The Watchers opens with a scarily effective cold open, establishing a gothic thriller atmosphere brimming with spooky visuals and nerve-shredding tension. However, the film quickly abandons this promising direction, opting instead for an overreliance on clunky exposition dumps and an uninteresting cast of characters.

The protagonist, Mina (Dakota Fanning), is an American working at a pet store in Dublin who finds herself stranded in the same confusing, seemingly magical forest from the film’s opening. Rather than being dragged off-screen to a quick death, though, Mina finds safety in a modernist building that doubles as a viewing room for the forest’s monsters.
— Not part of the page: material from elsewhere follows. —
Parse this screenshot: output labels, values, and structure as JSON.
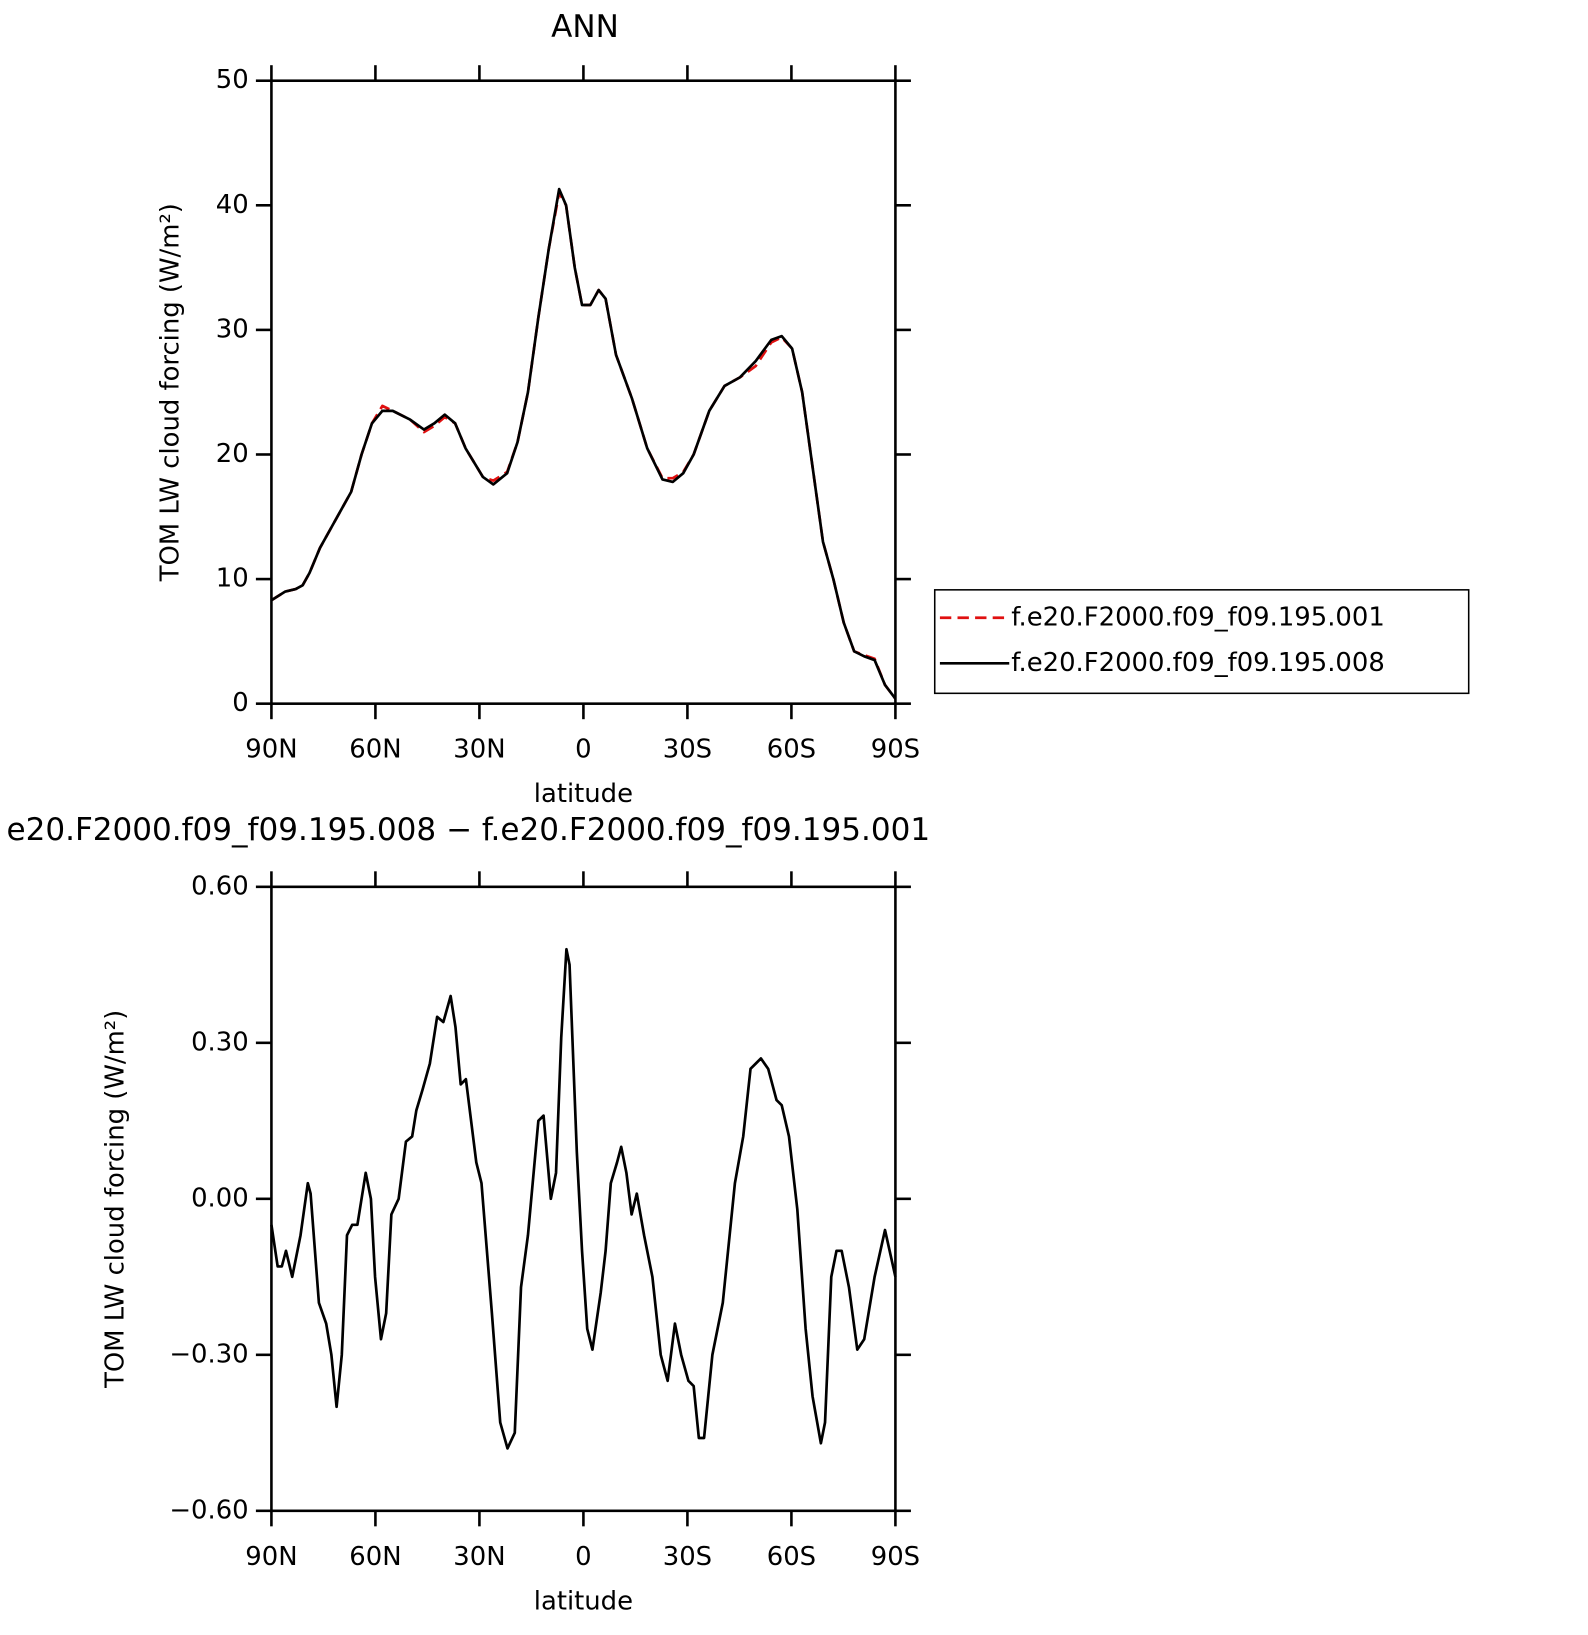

Mina is introduced to her new home’s other inhabitants: Ciara (Georgina Campbell), a caring woman whose husband tried to escape their mystical forest prison just a few days before Mina showed up; Daniel (Oliver Finnegan), an impulsive and increasingly agitated young Irish lad; and Madeline (Olwen Fouéré), an older professor who takes it upon herself to teach her fellow humans the rules they need to know to survive. Together, the four try to not only stay alive, but also test the boundaries of their shared situation in the hopes of one day breaking free of it.

Based on the novel of the same name by A. M. Shine, The Watchers is filled with potentially compelling ideas, but it never does anything with any of them. Whether it be Mina’s unresolved trauma over her mother’s death or its repeated images of humans and animals in cages, the film has a habit of introducing new paths to delve into themes of identity and perspective, only to leave them relatively unexplored.

The movie doesn’t even fully capitalize on the all too relatable, deeply human fear of being watched, despite it being baked into its very premise. It’s too busy explaining the folk origins of its monsters and the needlessly convoluted backstory of the building they use to observe The Watchers’ human prisoners.

For a movie that isn’t afraid to crank up its sound mix whenever it needs you to feel the arrival of its oft-unseen monsters, The Watchers ultimately comes across as far too muted and subdued for its own good. It proves incapable of knowing which pieces of information are actually necessary to tell its story — relentlessly clarifying so many different pieces of its plot that didn’t need to be explained until the entire film has finally emerged as its least mysterious and most boring self.

Eli Arenson’s cinematography is simultaneously warm and ominous — providing the film with a visual richness that it mostly wastes. Shyamalan, for her part, proves yet again that she has an eye for interesting angles and camera movements that, when delivered at the right moment, have the power to both impress and disorient you.

It’s a film that doesn’t know how to use all the tools it has at its disposal, and so it offers a viewing experience that is as unsatisfying as it is lacking in any worthwhile purpose or point.